The GIA will also make a statement on each grading report stating that “this diamond has been processed to improve its appearance by General Electric”.

“Our understanding is that the process involves heat and pressure, although GE has not disclosed the method used,” Mr Ashton said.

“We have not established exactly what change is achieved by the process, but we understand it adds value to the diamond by turning a stone of roughly US$20 per carat into a US$100 per carat stone.”

The figures given by Mr Ashton are unconfirmed estimates.

GIA researchers have compiled demographics on hundreds of GE-treated diamonds ranging in size from 0.3 carat to 7cts, with most in the 1ct to 3cts range. The symposium was told it appears GIA has not yet found a way to positively identify GE-processed diamonds.

The GIA is in contact with General Electric but has not been told about the methodology.

While most of the processed diamonds examined by the GIA have fancy shapes, many diamonds have a clarity level of internally flawless to SI, and are coloured mostly D to H.

“The fact that the GIA cannot identify processed from unprocessed diamonds is of concern to the industry,” Mr Ashton said.

The GIA laboratory has identified several diamonds, previously inscribed GE-POL, which had been resubmitted for grading with the inscription removed.

This is clearly fraud and concerns arose as to the extent of this practice.
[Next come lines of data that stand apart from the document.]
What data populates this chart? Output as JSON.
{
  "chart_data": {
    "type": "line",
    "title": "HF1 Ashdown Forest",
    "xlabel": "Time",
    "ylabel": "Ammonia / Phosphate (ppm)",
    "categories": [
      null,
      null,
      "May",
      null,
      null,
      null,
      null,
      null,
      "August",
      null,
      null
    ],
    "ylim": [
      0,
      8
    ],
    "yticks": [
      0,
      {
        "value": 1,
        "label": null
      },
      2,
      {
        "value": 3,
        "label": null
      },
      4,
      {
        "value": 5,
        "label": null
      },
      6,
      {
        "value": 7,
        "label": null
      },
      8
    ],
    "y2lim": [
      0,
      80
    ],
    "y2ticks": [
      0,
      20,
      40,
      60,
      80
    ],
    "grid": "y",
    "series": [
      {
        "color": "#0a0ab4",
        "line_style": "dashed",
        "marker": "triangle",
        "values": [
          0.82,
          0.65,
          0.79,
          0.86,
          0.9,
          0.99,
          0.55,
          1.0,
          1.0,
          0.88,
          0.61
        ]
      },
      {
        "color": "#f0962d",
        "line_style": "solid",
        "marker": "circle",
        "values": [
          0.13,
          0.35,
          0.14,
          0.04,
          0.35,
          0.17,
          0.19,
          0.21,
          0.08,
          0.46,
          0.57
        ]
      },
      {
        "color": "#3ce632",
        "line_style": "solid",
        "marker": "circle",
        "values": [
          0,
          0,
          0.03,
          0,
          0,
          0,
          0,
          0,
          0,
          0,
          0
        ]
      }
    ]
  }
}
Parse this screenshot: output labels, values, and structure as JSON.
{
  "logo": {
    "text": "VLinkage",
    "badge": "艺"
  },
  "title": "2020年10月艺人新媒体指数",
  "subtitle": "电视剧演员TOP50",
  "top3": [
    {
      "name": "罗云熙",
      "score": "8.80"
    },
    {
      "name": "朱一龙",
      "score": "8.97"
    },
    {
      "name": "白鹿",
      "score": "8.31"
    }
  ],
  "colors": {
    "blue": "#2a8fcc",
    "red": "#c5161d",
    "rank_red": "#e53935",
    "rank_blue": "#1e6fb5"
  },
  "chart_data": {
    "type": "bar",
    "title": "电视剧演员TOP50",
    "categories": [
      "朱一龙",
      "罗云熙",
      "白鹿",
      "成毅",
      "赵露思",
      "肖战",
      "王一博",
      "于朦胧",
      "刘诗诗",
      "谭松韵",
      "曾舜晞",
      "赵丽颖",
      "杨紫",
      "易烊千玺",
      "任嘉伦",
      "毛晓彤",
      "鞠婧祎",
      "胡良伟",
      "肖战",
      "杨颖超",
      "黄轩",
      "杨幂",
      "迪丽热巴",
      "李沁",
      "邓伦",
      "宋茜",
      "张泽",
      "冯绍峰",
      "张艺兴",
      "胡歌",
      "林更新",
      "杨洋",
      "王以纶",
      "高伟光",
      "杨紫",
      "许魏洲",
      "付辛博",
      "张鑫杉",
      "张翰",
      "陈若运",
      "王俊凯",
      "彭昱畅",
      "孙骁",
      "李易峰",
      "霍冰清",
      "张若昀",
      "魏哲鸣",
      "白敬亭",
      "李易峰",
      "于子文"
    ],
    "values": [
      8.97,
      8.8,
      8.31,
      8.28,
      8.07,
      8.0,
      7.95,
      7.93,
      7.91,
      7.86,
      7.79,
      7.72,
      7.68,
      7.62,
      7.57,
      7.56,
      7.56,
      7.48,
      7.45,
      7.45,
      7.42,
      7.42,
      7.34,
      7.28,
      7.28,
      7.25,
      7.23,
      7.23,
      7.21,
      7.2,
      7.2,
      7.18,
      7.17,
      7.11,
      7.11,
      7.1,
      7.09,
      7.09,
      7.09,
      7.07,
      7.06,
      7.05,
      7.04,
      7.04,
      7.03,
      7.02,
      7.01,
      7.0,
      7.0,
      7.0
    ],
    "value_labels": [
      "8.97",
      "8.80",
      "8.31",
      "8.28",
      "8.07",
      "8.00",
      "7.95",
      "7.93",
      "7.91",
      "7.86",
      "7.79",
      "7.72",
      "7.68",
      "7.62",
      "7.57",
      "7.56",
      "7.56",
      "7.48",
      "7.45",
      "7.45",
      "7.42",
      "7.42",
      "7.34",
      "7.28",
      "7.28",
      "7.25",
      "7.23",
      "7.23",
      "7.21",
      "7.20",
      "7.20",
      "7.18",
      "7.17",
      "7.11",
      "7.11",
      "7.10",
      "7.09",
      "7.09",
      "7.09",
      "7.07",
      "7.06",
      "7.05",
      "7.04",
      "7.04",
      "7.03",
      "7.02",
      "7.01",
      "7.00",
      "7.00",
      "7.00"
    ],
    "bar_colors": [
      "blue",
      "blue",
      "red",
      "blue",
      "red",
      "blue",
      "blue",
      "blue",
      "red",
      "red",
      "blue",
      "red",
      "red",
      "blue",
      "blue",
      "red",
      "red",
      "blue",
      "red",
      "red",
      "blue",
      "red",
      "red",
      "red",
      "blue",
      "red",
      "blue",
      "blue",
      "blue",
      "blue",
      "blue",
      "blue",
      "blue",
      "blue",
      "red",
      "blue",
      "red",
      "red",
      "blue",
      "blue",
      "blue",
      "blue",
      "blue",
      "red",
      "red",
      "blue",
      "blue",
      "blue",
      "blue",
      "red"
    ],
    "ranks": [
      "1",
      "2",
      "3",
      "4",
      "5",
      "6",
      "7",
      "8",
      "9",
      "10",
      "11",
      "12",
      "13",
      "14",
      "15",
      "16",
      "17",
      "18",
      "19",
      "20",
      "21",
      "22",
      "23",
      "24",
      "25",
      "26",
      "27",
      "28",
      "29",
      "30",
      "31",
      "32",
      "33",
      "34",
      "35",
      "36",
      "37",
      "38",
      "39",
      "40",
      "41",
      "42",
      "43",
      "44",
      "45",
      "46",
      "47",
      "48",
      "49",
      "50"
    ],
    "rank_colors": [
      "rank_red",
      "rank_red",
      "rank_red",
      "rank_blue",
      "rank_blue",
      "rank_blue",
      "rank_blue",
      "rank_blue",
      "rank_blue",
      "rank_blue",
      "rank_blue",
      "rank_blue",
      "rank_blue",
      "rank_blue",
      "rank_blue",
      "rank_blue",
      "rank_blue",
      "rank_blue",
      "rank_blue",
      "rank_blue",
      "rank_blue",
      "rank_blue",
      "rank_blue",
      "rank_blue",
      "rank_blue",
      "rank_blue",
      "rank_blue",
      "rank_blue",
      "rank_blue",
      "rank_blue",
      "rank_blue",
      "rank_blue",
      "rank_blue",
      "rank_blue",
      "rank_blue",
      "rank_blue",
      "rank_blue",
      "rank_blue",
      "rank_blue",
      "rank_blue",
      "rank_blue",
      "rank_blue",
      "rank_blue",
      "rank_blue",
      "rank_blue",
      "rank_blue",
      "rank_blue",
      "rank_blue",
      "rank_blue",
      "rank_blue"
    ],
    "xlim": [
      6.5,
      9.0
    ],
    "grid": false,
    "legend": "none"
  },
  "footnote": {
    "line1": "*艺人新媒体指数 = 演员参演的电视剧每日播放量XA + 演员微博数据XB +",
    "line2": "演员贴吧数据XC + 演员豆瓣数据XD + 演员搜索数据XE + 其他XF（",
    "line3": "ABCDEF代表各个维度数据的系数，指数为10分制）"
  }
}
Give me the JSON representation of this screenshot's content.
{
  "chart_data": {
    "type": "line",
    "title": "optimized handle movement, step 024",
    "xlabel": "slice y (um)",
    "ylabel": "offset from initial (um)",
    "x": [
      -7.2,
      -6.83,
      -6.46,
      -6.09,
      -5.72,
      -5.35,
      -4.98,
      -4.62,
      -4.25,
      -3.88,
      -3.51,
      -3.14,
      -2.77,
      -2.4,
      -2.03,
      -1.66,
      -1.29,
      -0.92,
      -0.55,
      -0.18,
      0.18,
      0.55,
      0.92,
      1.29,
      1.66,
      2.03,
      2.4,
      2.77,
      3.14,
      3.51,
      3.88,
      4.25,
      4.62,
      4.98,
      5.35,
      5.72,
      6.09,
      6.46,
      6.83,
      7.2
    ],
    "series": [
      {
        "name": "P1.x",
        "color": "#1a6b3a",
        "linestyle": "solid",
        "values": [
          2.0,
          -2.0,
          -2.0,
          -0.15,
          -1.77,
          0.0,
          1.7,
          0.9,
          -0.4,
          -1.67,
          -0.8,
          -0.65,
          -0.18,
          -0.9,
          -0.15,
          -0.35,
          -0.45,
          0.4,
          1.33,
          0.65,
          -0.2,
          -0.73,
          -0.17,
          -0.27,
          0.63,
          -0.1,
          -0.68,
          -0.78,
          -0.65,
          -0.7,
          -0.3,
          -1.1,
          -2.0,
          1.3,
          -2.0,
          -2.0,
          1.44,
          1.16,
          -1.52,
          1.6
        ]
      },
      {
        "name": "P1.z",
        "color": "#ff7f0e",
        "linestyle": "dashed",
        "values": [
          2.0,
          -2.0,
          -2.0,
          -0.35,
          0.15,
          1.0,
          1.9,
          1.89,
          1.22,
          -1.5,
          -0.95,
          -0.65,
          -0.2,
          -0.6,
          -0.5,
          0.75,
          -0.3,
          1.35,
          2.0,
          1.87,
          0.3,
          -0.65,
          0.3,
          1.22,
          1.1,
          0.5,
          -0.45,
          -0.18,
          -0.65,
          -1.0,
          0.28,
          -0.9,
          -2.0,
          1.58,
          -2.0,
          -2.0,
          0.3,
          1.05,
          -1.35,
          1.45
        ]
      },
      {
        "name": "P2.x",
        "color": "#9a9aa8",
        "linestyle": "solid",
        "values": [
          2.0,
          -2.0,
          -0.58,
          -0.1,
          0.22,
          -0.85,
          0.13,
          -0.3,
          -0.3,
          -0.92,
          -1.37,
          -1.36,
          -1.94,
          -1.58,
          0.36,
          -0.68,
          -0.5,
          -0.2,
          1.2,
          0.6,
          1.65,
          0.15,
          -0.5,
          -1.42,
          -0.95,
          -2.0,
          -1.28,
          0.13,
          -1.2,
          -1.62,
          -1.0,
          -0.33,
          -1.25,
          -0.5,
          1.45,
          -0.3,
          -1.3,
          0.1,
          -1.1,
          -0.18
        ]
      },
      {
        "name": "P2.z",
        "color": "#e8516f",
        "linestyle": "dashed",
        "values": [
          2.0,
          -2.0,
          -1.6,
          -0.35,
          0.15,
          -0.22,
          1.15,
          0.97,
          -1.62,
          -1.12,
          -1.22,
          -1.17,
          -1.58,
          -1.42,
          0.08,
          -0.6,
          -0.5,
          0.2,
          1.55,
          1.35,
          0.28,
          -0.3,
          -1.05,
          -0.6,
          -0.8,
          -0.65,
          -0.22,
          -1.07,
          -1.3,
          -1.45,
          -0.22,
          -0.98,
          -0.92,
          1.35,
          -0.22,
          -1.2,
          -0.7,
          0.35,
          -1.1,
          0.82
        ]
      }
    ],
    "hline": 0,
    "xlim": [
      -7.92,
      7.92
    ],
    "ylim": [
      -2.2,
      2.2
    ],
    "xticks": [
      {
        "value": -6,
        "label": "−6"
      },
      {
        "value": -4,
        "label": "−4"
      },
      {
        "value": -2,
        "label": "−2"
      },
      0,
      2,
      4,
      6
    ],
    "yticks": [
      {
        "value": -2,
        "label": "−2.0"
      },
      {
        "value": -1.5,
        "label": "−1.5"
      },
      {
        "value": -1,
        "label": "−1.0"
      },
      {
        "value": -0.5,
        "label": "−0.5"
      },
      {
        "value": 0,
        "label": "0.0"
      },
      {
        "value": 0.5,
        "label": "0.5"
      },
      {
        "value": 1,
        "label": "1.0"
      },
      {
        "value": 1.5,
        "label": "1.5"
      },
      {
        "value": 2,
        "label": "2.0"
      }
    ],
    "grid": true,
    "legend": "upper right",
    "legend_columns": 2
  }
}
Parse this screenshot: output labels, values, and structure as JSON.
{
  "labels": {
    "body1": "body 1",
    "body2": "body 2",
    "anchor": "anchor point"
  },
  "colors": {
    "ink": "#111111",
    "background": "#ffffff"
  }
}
“Collectively, these issues could dent confidence in the diamond industry,” Mr Ashton said.

“Therefore, it is of utmost importance that either the GIA or De Beers finds a method of positively identifying GE-processed diamonds.

“We understand that De Beers developed similar technology twenty years ago, so it is not inconceivable that the company will soon find an identification method.

“Until then, market participants will remain nervous about the potential damage to the image of individual diamonds and the industry generally,” he said.